Meja Telepon Ibu (Siti Horiah)
Siti Horiah
Mahasiswa Program Studi Teknik Nuklir 2012
Mahasiswa Program Studi Teknik Nuklir 2012
Disudut ruang tamu kami, yang luasnya tidak lebih dari 4m2
itu terletak sebuah meja kecil berwarna hitam. Meja itu adalah sebuah meja
telepon rumah yang sudah beralih fungsi sebagai meja belajarku. Meja itu adalah
satu-satunya meja yang ada di rumah kami, meja yang sampai saat ini masih
dibiarkan ibuku tetap berdiri tegak dan masih tetap berada dirumah kami dengan
sebuah alasan yang tak aku ketahui.
Beginilah kondisi rumah kami setelah peristiwa kebangkrutan
usaha ayahku. Demi menyambung nyawa keluarga kami, ibu rela menjual
barang-barang berharga yanga ada di rumah kami pada tetangga sekitar. Ibuku
tidak tahu lagi harus berbuat apa, dan tidak tahu lagi bagaimana caranya
mendapatkan uang untuk membeli beras. Beliau menjual satu persatu barang-barang
berharga kami, setiap kali datang waktu makan. Mulai dari beberapa pakaian
ibuku yang paling beliau suka, alat-alat dapur seperti gelas, piring, panci,
dispenser, bahkan sendok dan garpu pun ikut habis terjual.

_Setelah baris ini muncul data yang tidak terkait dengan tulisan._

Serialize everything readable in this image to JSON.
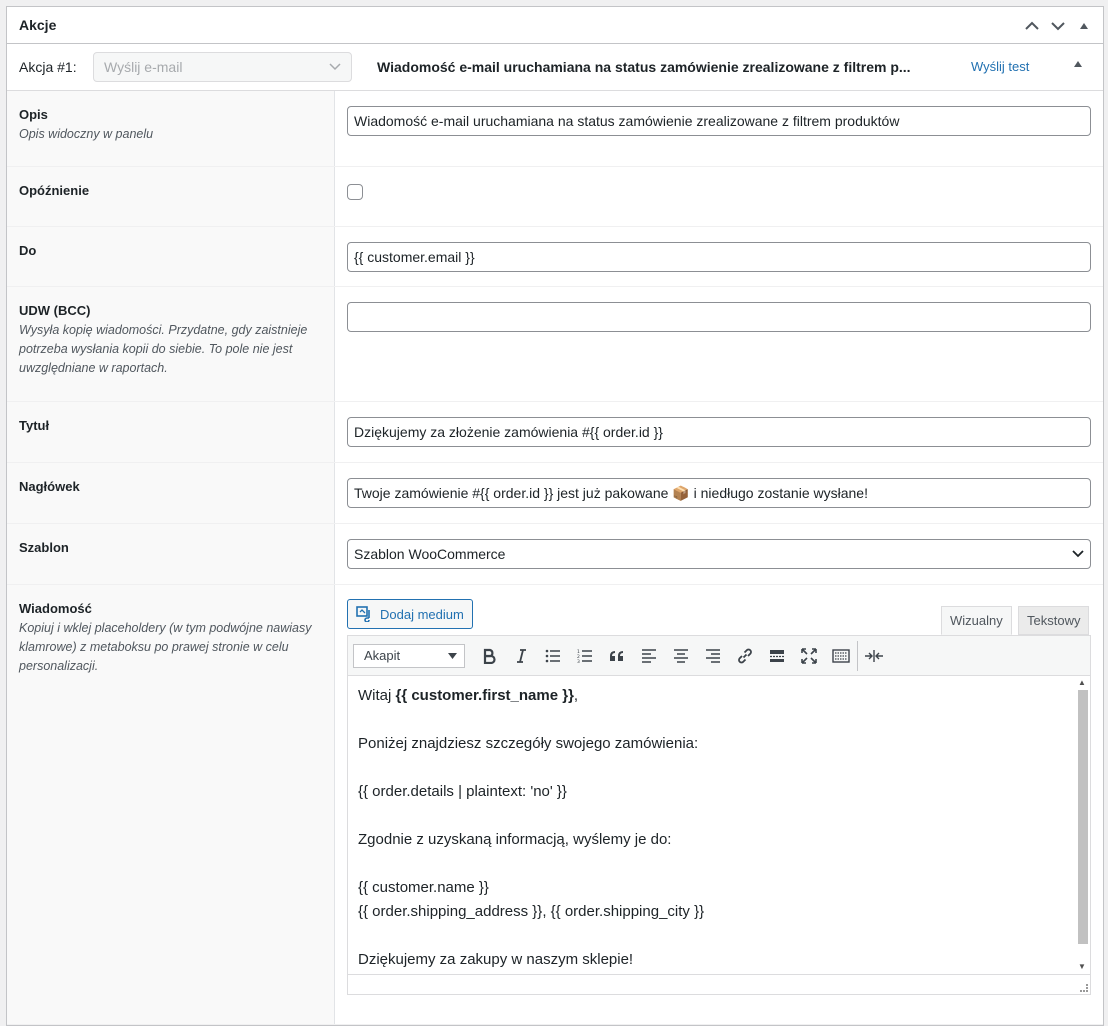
{
  "panel": {
    "title": "Akcje"
  },
  "action": {
    "label": "Akcja #1:",
    "select_value": "Wyślij e-mail",
    "description": "Wiadomość e-mail uruchamiana na status zamówienie zrealizowane z filtrem p...",
    "send_test": "Wyślij test"
  },
  "fields": {
    "opis": {
      "label": "Opis",
      "desc": "Opis widoczny w panelu",
      "value": "Wiadomość e-mail uruchamiana na status zamówienie zrealizowane z filtrem produktów"
    },
    "opoznienie": {
      "label": "Opóźnienie"
    },
    "do": {
      "label": "Do",
      "value": "{{ customer.email }}"
    },
    "udw": {
      "label": "UDW (BCC)",
      "desc": "Wysyła kopię wiadomości. Przydatne, gdy zaistnieje potrzeba wysłania kopii do siebie. To pole nie jest uwzględniane w raportach.",
      "value": ""
    },
    "tytul": {
      "label": "Tytuł",
      "value": "Dziękujemy za złożenie zamówienia #{{ order.id }}"
    },
    "naglowek": {
      "label": "Nagłówek",
      "value": "Twoje zamówienie #{{ order.id }} jest już pakowane 📦 i niedługo zostanie wysłane!"
    },
    "szablon": {
      "label": "Szablon",
      "value": "Szablon WooCommerce"
    },
    "wiadomosc": {
      "label": "Wiadomość",
      "desc": "Kopiuj i wklej placeholdery (w tym podwójne nawiasy klamrowe) z metaboksu po prawej stronie w celu personalizacji."
    }
  },
  "editor": {
    "media_button": "Dodaj medium",
    "tab_visual": "Wizualny",
    "tab_text": "Tekstowy",
    "format": "Akapit",
    "lines": {
      "greet_pre": "Witaj ",
      "greet_bold": "{{ customer.first_name }}",
      "greet_post": ",",
      "l2": "Poniżej znajdziesz szczegóły swojego zamówienia:",
      "l3": "{{ order.details | plaintext: 'no' }}",
      "l4": "Zgodnie z uzyskaną informacją, wyślemy je do:",
      "l5": "{{ customer.name }}",
      "l6": "{{ order.shipping_address }}, {{ order.shipping_city }}",
      "l7": "Dziękujemy za zakupy w naszym sklepie!"
    }
  },
  "colors": {
    "link": "#2271b1",
    "border": "#c3c4c7"
  }
}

Ayahku tidak dapat berbuat banyak setelah peristiwa
kebangkrutan usahanya. Beliau hanya mampu menjadi kuli dipasar tradisional di
kota kami. Upah yang dia terima tidak mampu menutupi kebutuhan keluarga besar
kami.
***
Suatu siang, aku melihat adikku Rafi menangis sambil
menghampiri ibu yang sedang duduk lemas menonton tv tanpa antena itu. Aku
memperhatikan gerak-gerik ibu yang kepanikan, beliau tidak ingin membiarkan
Rafi adikku menangis terlalu lama.
“ibu, ibu aku lapar!” jerit Rafi.
Ibu yang tak bisa berkata apa-apa langsung pergi menuju
dapur, mengambil beberapa piring. Aku pun terus memperhatikan gerak-gerik ibu.
Aku heran apa yang akan ibu lakukan dengan kelima buah piring itu. Sempat aku
berpikir kalau ibu akan mengambilkan nasi untuk Rafi, namun aku teringat kalau
dari kemarin aku belum memasak nasi untuk keluarga kami. Dengan masih tetap
memperhatikannya dari balik pintu, aku melihat air mata ibuku jatuh berlinang
membasahi pipinya yang pucat, namun dengan cepat beliau langsung menghapusnya
takut-takut kalau air matanya akan terlihat olehku. Aku pura-pura tidak sadar
dengan apa yang ibu lakukan didapur, aku menyibukan diriku dengan menggendong
dan menimang Rafi agar dia tidak menangis.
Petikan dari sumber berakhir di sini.